Phishing (P)Fun

Calendar October 28, 2005 | Posted by Aubrey Turner

A long time ago (in a galaxy far, far away…) I once made the mistake of making a purchase from WorldNetDaily’s online store.  It took a while, but I was eventually able to recover from the onslaught of email they sent out, although from time to time they conveniently “forget” that I don’t want to get email.  However, their opt-out ability doesn’t excuse their either leaking or selling my email address to spammers and phishers. 

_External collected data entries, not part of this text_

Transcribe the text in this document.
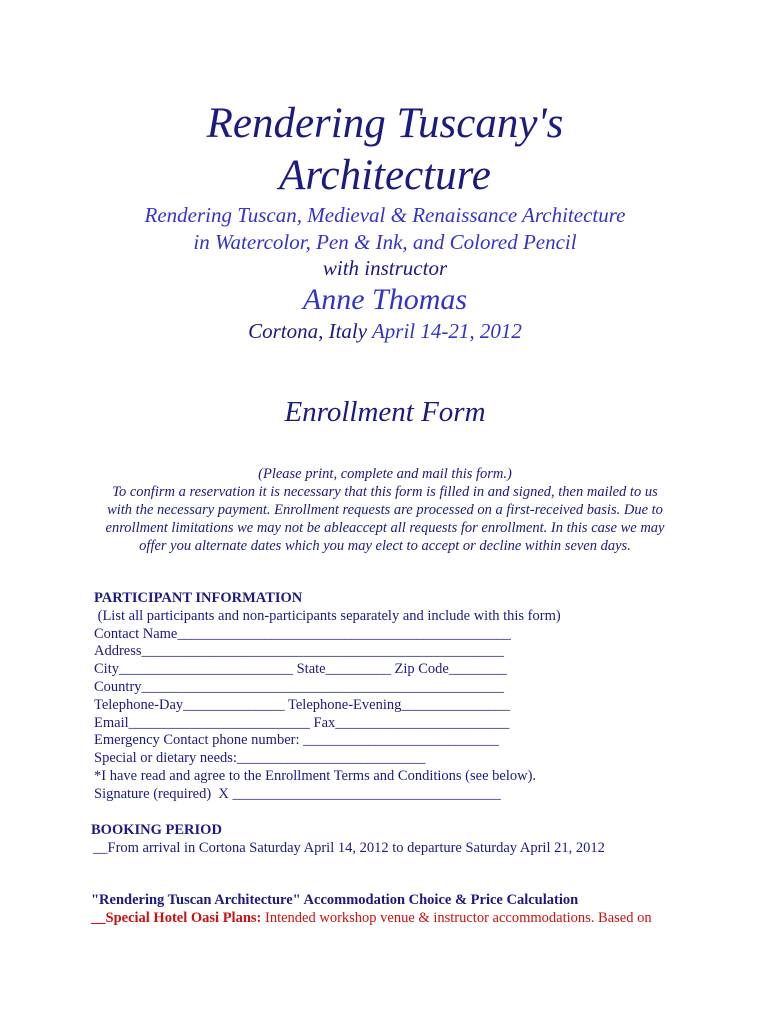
Rendering Tuscany's
Architecture
Rendering Tuscan, Medieval & Renaissance Architecture
in Watercolor, Pen & Ink, and Colored Pencil
with instructor
Anne Thomas
Cortona, Italy April 14-21, 2012
Enrollment Form
(Please print, complete and mail this form.)
To confirm a reservation it is necessary that this form is filled in and signed, then mailed to us
with the necessary payment. Enrollment requests are processed on a first-received basis. Due to
enrollment limitations we may not be ableaccept all requests for enrollment. In this case we may
offer you alternate dates which you may elect to accept or decline within seven days.
PARTICIPANT INFORMATION
(List all participants and non-participants separately and include with this form)
Contact Name______________________________________________
Address__________________________________________________
City________________________ State_________ Zip Code________
Country__________________________________________________
Telephone-Day______________ Telephone-Evening_______________
Email_________________________ Fax________________________
Emergency Contact phone number: ___________________________
Special or dietary needs:__________________________
*I have read and agree to the Enrollment Terms and Conditions (see below).
Signature (required)  X _____________________________________
BOOKING PERIOD
__From arrival in Cortona Saturday April 14, 2012 to departure Saturday April 21, 2012
"Rendering Tuscan Architecture" Accommodation Choice & Price Calculation
__Special Hotel Oasi Plans: Intended workshop venue & instructor accommodations. Based on
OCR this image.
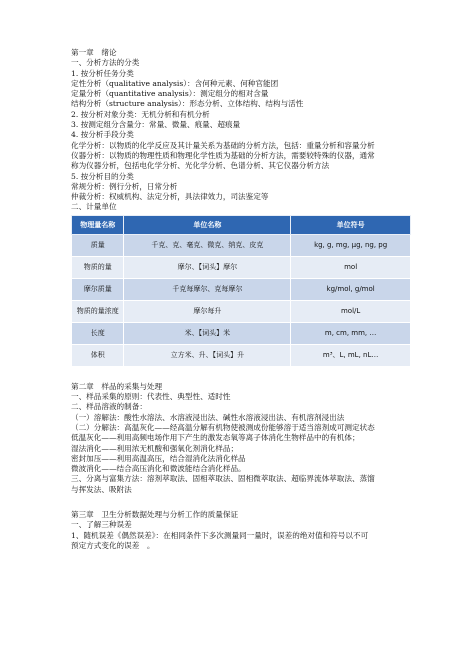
第一章　绪论
一、分析方法的分类
1. 按分析任务分类
定性分析（qualitative analysis）：含何种元素、何种官能团
定量分析（quantitative analysis）：测定组分的相对含量
结构分析（structure analysis）：形态分析、立体结构、结构与活性
2. 按分析对象分类：无机分析和有机分析
3. 按测定组分含量分：常量、微量、痕量、超痕量
4. 按分析手段分类
化学分析：以物质的化学反应及其计量关系为基础的分析方法，包括：重量分析和容量分析
仪器分析：以物质的物理性质和物理化学性质为基础的分析方法，需要较特殊的仪器，通常
称为仪器分析，包括电化学分析、光化学分析、色谱分析、其它仪器分析方法
5. 按分析目的分类
常规分析：例行分析，日常分析
仲裁分析：权威机构、法定分析，具法律效力，司法鉴定等
二、计量单位
物理量名称	单位名称	单位符号
质量	千克、克、毫克、微克、纳克、皮克	kg, g, mg, μg, ng, pg
物质的量	摩尔、【词头】摩尔	mol
摩尔质量	千克每摩尔、克每摩尔	kg/mol, g/mol
物质的量浓度	摩尔每升	mol/L
长度	米、【词头】米	m, cm, mm, …
体积	立方米、升、【词头】升	m³、L, mL, nL…
第二章　样品的采集与处理
一、样品采集的原则：代表性、典型性、适时性
二、样品溶液的制备：
（一）溶解法：酸性水溶法、水溶液浸出法、碱性水溶液浸出法、有机溶剂浸出法
（二）分解法：高温灰化——经高温分解有机物使被测成份能够溶于适当溶剂成可测定状态
低温灰化——利用高频电场作用下产生的激发态氧等离子体消化生物样品中的有机体；
湿法消化——利用浓无机酸和强氧化剂消化样品；
密封加压——利用高温高压，结合湿消化法消化样品
微波消化——结合高压消化和微波能结合消化样品。
三、分离与富集方法：溶剂萃取法、固相萃取法、固相微萃取法、超临界流体萃取法、蒸馏
与挥发法、吸附法
第三章　卫生分析数据处理与分析工作的质量保证
一、了解三种误差
1、随机误差《偶然误差》：在相同条件下多次测量同一量时，误差的绝对值和符号以不可
预定方式变化的误差　。
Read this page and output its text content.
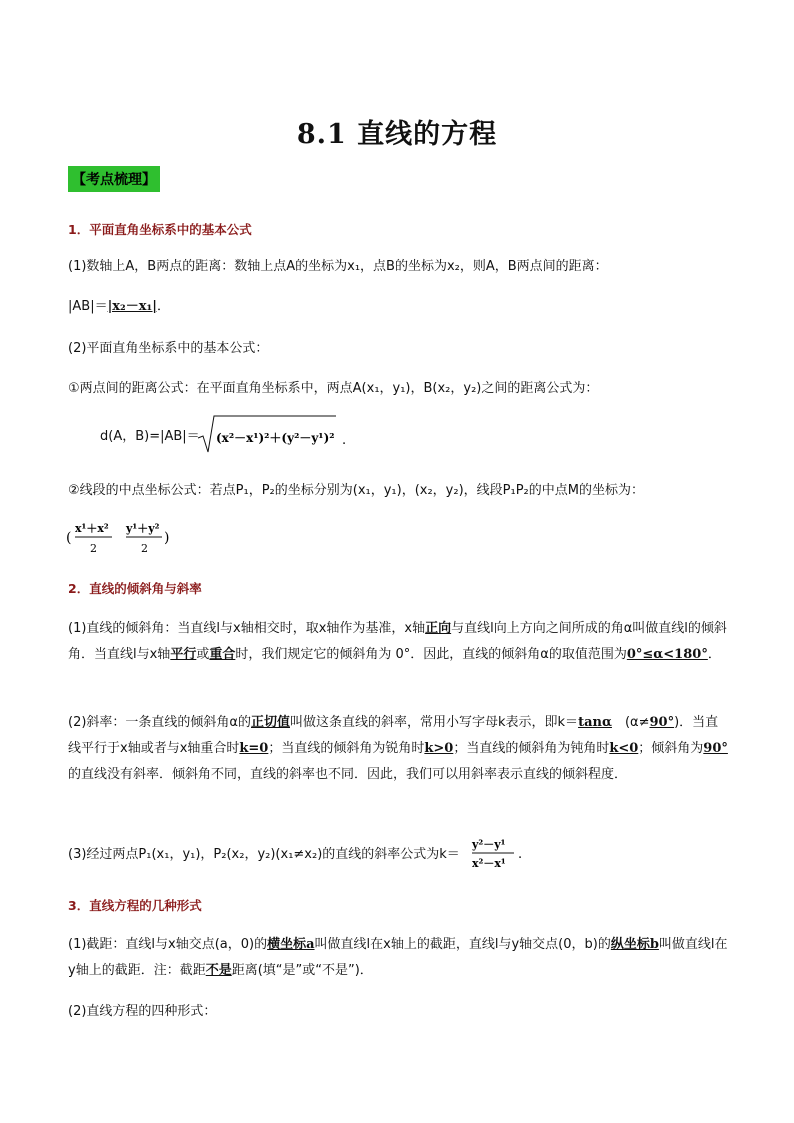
8.1 直线的方程
【考点梳理】
1．平面直角坐标系中的基本公式
(1)数轴上A，B两点的距离：数轴上点A的坐标为x₁，点B的坐标为x₂，则A，B两点间的距离：
|AB|＝|x₂－x₁|．
(2)平面直角坐标系中的基本公式：
①两点间的距离公式：在平面直角坐标系中，两点A(x₁，y₁)，B(x₂，y₂)之间的距离公式为：
d(A，B)=|AB|＝	(x²－x¹)²＋(y²－y¹)² .
②线段的中点坐标公式：若点P₁，P₂的坐标分别为(x₁，y₁)，(x₂，y₂)，线段P₁P₂的中点M的坐标为：
(
x¹＋x²
2
y¹＋y²
2
)
2．直线的倾斜角与斜率
(1)直线的倾斜角：当直线l与x轴相交时，取x轴作为基准，x轴正向与直线l向上方向之间所成的角α叫做直线l的倾斜角．当直线l与x轴平行或重合时，我们规定它的倾斜角为 0°．因此，直线的倾斜角α的取值范围为0°≤α<180°．
(2)斜率：一条直线的倾斜角α的正切值叫做这条直线的斜率，常用小写字母k表示，即k＝tanα　(α≠90°)．当直线平行于x轴或者与x轴重合时k=0；当直线的倾斜角为锐角时k>0；当直线的倾斜角为钝角时k<0；倾斜角为90°的直线没有斜率．倾斜角不同，直线的斜率也不同．因此，我们可以用斜率表示直线的倾斜程度．
(3)经过两点P₁(x₁，y₁)，P₂(x₂，y₂)(x₁≠x₂)的直线的斜率公式为k＝
y²－y¹
x²－x¹
.
3．直线方程的几种形式
(1)截距：直线l与x轴交点(a，0)的横坐标a叫做直线l在x轴上的截距，直线l与y轴交点(0，b)的纵坐标b叫做直线l在y轴上的截距．注：截距不是距离(填“是”或“不是”)．
(2)直线方程的四种形式：
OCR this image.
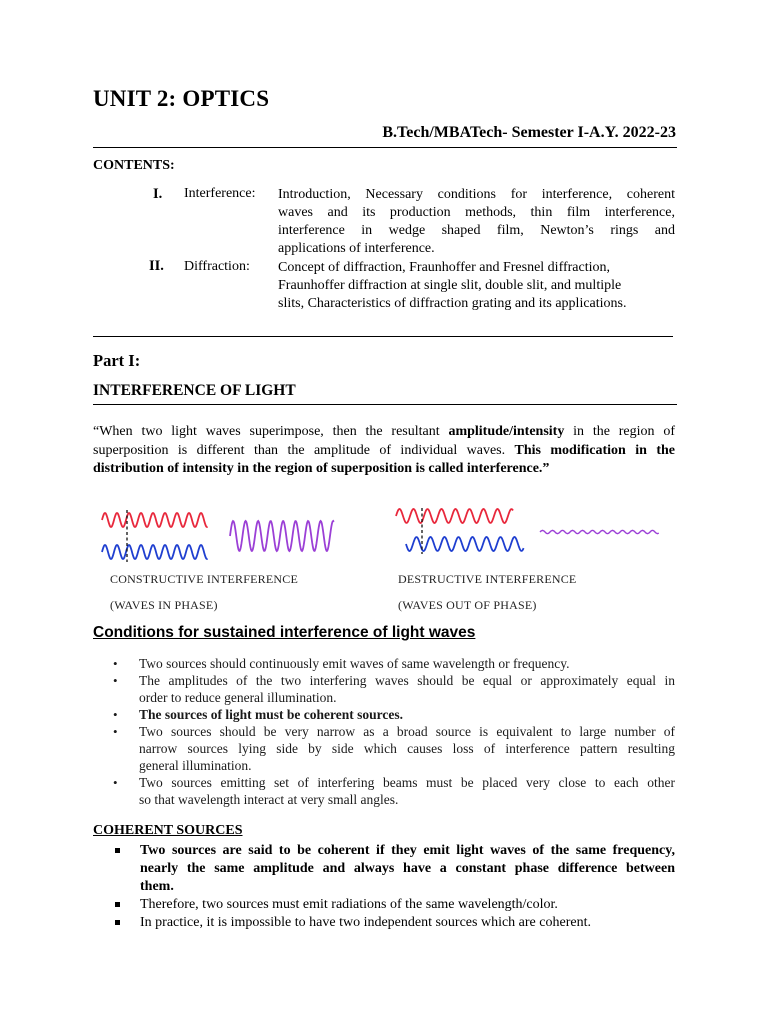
UNIT 2: OPTICS
B.Tech/MBATech- Semester I-A.Y. 2022-23
CONTENTS:
I. Interference: Introduction, Necessary conditions for interference, coherent
waves and its production methods, thin film interference,
interference in wedge shaped film, Newton’s rings and
applications of interference.
II. Diffraction: Concept of diffraction, Fraunhoffer and Fresnel diffraction,
Fraunhoffer diffraction at single slit, double slit, and multiple
slits, Characteristics of diffraction grating and its applications.
Part I:
INTERFERENCE OF LIGHT
“When two light waves superimpose, then the resultant amplitude/intensity in the region of
superposition is different than the amplitude of individual waves. This modification in the
distribution of intensity in the region of superposition is called interference.”
CONSTRUCTIVE INTERFERENCE
(WAVES IN PHASE)
DESTRUCTIVE INTERFERENCE
(WAVES OUT OF PHASE)
Conditions for sustained interference of light waves
• Two sources should continuously emit waves of same wavelength or frequency.
• The amplitudes of the two interfering waves should be equal or approximately equal in
order to reduce general illumination.
• The sources of light must be coherent sources.
• Two sources should be very narrow as a broad source is equivalent to large number of
narrow sources lying side by side which causes loss of interference pattern resulting
general illumination.
• Two sources emitting set of interfering beams must be placed very close to each other
so that wavelength interact at very small angles.
COHERENT SOURCES
Two sources are said to be coherent if they emit light waves of the same frequency,
nearly the same amplitude and always have a constant phase difference between
them.
Therefore, two sources must emit radiations of the same wavelength/color.
In practice, it is impossible to have two independent sources which are coherent.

One of the benefits of having a dedicated email address for each entity I do business with is that it makes most phishing attempts simply silly.  Such as the “PayPal account validation” scheme.  For those who may not be familiar with this scam, some POS thief will create an email appearing to be from PayPal that says that if you don’t revalidate your account that it will be suspended.  They give a link in the email that appears to take you to the PayPal site, but it’s actually their own front-end that mimics PayPal.  If you enter your information on the confirmation page, you’re screwed, because they will have a lot of sensitive data on you (see extended entry for details).

Anyhow, I just got one of these scam emails at the WorldNetDaily email address.  But just for grins, I followed the link and took a look at the site.  First, it has a form for your Paypal ID/password on the first page.  Interestingly, though, it doesn’t care if you leave it blank.  It simply takes you to the “confirmation page.”  Examining the page source for the frame, I found this tidbit:


<form method=“post” action=“account.php” name=“uhoh”>

Note the name attribute.  If you were to submit the form with correct data, “uhoh” would be an understatement.  This POS may be a thief, but he appears to have a sense of humor.  I hope it makes him many friends in the gray-bar motel.

Update:Now they’re trying to get me to update my Wells Fargo account, which would be interesting, except that a) I don’t have one, and b) the email was sent to my “blog” email (which is one of the hazards of commenting on some blogs).

(click for humongous)

(the line is where I had to scroll the screen and glue two captures together with GIMP)

Category Categories: Privacy

1 Comment

  1. Jeff Medcalf says:
    October 29, 2005 at 8:56 pm

    Just for fun, try googling “The safety and security of your bank account information is protected by paypal”.  I got three sites, none of them actually PayPal.  (I’ve never gone to the lengths of actually looking at the phishing sites, but I suspect that you could find a lot of bogus sites by searching on terms from the real sites, and even more by doing that and throwing in misspellings.